Черный тополь, стр. 70

В обеденный перерыв в коллекторскую к Агнии зашел Матвей Вавилов – нескладный, долговязый мужчина.

– Я про Демида Боровикова, – начал Матвей, усаживаясь возле стола Агнии. – Такого таежника, как он, не сыскать. Надо взять его к нам в партию – ко мне в отряд. Нам же рабочие во как нужны. Позарез! Как ты на это дело смотришь, а?

За окном – всклоченное, пасмурное небо. Тучи ползут так низко, словно сейчас вот спустятся на землю, и станет темно и сыро. И настроение у Агнии такое же пасмурное. Какое ей дело до Демида? Будет ли он по-прежнему работать в леспромхозе или у геологов – ей решительно все равно. А Матвей долбит:

– С Двоеглазовым разговаривал. Ты слушаешь?

– Ну?

– Говорю: с Двоеглазовым разговаривал. Обрисовал ему всю картину Демида, как и что. Загорелся! Такого, говорит, нам вот как нужно, – Матвей резанул ладонью по выпятившемуся кадыку. – Слышь, поручил, мне сосватать Демида и как можно скорее. Завтра я махну в Лешачье. Ты тут поторопи, чтоб Демид поскорее оформился.

– С чего это я буду торопить его? – рассердилась Агния.

– В наших же интересах!

Агния сидела, как на угольях.

И каково же было ее удивление, когда она вечером дома не застала Полюшки и мать, Анфиса Семеновна, скептически поджав губы, сообщила ей, что Полянка совсем выпряглась и самовольно ушла к Боровиковым.

Тут-то Агнию и взорвало:

– Самовольно! А ты что смотрела? – накинулась она на мать. – С девчонкой совладать не могла. Дала бы ей, чтоб у нее вся дурь выветрилась из головы.

Анфиса Семеновна моментом выбежала из дому и через некоторое время приволокла Полюшку за руку, всю в слезах, растрепанную, немало оскорбленную буйной бабушкой, но по-прежнему непреклонную.

Со двора забежал Андрюшка – черноголовый, в тужурчонке по пояс, в рваных штанах, глянул на Полюшку да и сказал:

– А что ее держать? Пусть уходит к своим Боровиковым.

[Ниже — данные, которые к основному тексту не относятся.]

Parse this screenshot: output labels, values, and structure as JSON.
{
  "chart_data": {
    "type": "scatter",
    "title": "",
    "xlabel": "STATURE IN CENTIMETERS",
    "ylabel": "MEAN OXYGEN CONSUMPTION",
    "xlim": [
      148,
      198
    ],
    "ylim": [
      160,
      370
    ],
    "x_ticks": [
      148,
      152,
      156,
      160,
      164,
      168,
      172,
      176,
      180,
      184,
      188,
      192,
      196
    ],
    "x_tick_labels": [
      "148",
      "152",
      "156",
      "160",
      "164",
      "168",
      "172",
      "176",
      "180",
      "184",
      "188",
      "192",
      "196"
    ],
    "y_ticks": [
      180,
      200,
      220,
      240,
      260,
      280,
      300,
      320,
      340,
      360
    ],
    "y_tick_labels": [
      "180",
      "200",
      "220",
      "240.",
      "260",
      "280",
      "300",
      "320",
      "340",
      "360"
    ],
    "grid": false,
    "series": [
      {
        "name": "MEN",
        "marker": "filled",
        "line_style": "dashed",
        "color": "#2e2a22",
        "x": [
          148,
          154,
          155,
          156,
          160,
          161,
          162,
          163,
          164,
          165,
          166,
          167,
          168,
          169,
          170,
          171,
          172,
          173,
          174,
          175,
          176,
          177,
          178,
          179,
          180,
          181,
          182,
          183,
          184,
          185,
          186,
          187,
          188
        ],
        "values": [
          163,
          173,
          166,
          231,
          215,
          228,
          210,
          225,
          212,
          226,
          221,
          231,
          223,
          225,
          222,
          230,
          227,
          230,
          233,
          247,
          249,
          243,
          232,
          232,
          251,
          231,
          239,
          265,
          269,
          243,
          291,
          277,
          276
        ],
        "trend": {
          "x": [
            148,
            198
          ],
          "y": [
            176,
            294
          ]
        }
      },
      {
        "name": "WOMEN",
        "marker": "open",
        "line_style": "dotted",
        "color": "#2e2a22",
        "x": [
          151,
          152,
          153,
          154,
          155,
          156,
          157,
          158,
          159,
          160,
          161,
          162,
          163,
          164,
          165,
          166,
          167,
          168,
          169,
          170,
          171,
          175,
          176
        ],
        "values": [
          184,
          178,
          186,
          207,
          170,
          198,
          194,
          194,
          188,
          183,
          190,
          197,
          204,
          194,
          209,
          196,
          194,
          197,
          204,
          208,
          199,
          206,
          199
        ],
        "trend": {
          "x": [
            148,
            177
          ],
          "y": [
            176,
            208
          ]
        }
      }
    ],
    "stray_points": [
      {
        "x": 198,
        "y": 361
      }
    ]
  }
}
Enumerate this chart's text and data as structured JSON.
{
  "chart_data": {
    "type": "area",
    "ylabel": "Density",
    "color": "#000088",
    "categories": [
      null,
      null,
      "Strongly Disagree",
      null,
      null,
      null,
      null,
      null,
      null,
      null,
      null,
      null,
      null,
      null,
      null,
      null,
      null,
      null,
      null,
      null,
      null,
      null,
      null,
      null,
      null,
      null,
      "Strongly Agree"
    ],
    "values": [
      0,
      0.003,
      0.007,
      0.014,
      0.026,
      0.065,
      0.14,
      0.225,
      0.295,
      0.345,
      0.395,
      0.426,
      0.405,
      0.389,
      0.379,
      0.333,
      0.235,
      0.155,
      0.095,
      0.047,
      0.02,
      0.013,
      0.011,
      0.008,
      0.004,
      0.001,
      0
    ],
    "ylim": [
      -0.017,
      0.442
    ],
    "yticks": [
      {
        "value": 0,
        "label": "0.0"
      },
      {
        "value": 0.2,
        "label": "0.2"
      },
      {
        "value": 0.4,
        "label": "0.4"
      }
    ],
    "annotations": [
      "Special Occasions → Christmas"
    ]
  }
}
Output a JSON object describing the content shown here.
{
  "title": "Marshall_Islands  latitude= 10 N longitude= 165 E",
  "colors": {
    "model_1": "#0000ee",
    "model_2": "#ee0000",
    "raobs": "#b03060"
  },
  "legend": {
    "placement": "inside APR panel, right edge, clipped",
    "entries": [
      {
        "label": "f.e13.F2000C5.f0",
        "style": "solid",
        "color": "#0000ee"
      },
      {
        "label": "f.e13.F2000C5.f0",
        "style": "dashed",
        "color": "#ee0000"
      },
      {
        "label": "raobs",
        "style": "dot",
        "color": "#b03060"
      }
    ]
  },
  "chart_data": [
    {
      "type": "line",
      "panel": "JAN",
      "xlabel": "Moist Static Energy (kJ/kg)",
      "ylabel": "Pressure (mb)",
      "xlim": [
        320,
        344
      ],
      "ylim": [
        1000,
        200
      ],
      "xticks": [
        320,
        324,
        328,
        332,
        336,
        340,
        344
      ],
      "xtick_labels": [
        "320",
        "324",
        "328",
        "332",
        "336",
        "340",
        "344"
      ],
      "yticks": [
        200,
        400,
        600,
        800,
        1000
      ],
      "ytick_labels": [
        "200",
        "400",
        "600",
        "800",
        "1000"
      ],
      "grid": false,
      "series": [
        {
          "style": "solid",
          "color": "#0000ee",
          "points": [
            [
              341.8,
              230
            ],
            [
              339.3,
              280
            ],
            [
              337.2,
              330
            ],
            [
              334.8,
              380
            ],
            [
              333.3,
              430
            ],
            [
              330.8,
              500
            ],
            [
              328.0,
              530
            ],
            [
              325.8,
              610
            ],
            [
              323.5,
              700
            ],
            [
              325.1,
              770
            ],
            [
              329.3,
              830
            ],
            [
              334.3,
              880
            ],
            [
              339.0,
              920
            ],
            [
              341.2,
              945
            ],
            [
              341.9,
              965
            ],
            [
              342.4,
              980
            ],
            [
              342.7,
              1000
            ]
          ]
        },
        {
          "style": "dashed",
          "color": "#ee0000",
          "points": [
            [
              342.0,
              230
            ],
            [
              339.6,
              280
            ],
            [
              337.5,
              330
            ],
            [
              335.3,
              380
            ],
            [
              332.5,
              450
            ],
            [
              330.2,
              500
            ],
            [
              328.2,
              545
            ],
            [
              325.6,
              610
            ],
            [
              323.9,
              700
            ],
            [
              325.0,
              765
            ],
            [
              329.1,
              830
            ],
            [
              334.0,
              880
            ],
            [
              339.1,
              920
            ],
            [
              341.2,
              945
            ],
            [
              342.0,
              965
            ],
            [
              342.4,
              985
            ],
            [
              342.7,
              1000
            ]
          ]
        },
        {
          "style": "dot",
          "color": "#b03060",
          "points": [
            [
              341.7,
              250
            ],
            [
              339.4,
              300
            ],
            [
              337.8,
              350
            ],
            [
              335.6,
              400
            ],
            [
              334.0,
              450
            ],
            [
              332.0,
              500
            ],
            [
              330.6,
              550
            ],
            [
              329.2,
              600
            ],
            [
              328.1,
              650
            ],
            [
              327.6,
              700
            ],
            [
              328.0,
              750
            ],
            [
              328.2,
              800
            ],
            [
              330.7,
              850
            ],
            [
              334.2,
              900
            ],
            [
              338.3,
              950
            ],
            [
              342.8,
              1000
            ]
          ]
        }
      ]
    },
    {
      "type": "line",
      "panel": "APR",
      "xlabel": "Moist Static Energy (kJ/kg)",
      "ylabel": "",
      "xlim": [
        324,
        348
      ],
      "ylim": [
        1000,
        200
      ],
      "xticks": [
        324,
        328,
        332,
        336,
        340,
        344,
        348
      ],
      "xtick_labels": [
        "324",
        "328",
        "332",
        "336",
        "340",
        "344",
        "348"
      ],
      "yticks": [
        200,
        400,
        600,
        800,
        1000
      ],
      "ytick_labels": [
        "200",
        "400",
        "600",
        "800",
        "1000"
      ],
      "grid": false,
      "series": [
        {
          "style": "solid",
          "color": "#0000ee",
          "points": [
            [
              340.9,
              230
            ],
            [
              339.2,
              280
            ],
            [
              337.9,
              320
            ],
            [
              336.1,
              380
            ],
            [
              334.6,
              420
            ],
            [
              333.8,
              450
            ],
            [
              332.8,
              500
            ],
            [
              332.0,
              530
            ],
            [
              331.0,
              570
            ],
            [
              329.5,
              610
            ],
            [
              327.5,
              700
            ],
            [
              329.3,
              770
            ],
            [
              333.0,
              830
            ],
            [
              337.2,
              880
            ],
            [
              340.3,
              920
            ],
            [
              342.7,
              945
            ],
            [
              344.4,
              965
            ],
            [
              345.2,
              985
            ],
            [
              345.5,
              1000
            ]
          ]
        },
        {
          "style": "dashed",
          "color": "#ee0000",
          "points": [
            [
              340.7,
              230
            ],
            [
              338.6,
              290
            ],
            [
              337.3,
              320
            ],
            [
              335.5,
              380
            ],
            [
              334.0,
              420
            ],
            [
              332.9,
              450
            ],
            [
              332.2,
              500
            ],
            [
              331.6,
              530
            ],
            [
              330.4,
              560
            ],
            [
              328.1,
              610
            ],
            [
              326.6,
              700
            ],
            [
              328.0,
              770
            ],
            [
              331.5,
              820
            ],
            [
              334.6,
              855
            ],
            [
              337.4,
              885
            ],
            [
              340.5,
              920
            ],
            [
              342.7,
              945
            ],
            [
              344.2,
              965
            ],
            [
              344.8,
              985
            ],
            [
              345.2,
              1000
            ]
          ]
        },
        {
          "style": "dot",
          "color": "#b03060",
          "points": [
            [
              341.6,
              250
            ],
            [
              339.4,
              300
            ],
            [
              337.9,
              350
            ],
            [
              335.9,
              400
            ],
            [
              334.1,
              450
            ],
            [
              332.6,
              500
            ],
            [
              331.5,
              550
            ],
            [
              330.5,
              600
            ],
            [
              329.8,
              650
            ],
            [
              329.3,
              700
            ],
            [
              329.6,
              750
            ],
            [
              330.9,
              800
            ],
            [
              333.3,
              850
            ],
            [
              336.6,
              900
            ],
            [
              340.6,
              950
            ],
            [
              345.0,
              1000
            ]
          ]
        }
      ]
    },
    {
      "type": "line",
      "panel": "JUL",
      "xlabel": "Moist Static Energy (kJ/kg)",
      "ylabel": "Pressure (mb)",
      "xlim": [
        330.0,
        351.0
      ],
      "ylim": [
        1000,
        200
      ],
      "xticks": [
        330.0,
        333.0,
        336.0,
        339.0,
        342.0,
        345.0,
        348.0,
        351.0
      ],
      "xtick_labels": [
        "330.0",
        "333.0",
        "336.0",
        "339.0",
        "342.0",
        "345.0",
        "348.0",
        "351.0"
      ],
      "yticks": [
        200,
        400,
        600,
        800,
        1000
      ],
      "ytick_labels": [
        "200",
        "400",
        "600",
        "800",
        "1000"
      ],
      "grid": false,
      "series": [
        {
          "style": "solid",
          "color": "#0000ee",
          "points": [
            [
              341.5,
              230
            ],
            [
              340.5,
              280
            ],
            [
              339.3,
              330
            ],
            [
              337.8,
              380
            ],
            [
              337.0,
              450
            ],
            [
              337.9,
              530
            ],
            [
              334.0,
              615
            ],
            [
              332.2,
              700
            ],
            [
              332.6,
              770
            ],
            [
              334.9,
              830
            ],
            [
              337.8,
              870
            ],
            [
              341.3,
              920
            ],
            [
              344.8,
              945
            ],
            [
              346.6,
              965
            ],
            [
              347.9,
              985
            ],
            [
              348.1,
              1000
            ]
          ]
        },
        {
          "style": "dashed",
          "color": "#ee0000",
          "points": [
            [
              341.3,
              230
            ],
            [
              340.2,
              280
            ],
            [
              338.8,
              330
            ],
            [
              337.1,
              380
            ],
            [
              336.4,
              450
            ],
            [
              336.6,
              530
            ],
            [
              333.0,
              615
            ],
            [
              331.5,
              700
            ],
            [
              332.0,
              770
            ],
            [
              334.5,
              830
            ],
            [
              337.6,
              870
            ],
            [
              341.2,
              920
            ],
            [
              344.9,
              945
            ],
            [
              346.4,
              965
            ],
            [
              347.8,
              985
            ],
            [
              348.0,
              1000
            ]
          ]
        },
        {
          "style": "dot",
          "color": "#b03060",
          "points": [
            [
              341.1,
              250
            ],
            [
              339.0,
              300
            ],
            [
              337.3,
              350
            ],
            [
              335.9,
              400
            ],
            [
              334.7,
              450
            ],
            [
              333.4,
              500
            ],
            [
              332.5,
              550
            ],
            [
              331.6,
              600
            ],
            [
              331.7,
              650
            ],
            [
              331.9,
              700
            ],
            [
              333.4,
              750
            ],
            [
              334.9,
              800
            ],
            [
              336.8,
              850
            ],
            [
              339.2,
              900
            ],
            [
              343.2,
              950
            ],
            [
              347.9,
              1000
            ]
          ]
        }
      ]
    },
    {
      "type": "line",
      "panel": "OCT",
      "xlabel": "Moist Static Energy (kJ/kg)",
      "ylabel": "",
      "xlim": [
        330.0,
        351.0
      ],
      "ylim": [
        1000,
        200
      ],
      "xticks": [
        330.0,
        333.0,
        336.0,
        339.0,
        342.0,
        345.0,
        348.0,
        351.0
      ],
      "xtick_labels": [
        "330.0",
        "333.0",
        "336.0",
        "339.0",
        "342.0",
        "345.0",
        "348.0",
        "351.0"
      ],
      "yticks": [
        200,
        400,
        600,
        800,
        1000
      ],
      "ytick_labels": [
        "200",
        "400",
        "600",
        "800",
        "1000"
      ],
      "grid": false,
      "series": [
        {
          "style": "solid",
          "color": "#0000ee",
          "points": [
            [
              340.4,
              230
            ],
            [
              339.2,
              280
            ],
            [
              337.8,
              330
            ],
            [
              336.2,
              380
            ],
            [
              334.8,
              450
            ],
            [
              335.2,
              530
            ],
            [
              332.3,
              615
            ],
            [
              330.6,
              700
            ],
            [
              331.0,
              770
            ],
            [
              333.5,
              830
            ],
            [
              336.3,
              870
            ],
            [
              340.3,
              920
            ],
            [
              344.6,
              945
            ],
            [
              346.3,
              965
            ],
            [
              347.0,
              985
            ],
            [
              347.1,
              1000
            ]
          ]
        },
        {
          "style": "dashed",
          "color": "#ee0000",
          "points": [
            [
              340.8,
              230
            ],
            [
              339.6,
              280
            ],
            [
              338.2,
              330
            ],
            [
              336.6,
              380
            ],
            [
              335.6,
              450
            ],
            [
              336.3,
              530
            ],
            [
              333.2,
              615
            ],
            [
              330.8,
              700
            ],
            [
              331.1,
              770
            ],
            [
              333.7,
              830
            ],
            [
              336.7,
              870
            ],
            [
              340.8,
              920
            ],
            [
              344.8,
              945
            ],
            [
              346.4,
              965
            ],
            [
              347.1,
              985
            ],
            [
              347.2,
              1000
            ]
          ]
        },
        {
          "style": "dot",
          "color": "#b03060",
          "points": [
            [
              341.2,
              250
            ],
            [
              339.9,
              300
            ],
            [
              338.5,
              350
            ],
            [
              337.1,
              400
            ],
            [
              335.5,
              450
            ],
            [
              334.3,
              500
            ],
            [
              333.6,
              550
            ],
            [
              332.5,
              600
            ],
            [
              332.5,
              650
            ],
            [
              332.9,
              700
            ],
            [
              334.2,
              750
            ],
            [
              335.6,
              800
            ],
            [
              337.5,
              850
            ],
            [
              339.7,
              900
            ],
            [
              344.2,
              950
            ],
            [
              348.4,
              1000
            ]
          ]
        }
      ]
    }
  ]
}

– Молчи ты! – прикрикнула Агния.

Черные едучие глаза Андрея засверкали, как у звереныша.

– Молчать не буду! – крикнул он. – Если она Демидова – пусть и убирается к Демиду-дезертиру!

– Ты сам убирайся отсюда! – У Полюшки враз высохли глаза. За отца-то она сумеет постоять. – Двоечник!

– Я вот тебе как поддам!

– Брысь! – оттолкнула Андрея воинственная бабушка. – И не стыдно тебе? Полмужика скоро, а с девчонкой связываешься! А ты смотри у меня, задира. Не лезь к нему.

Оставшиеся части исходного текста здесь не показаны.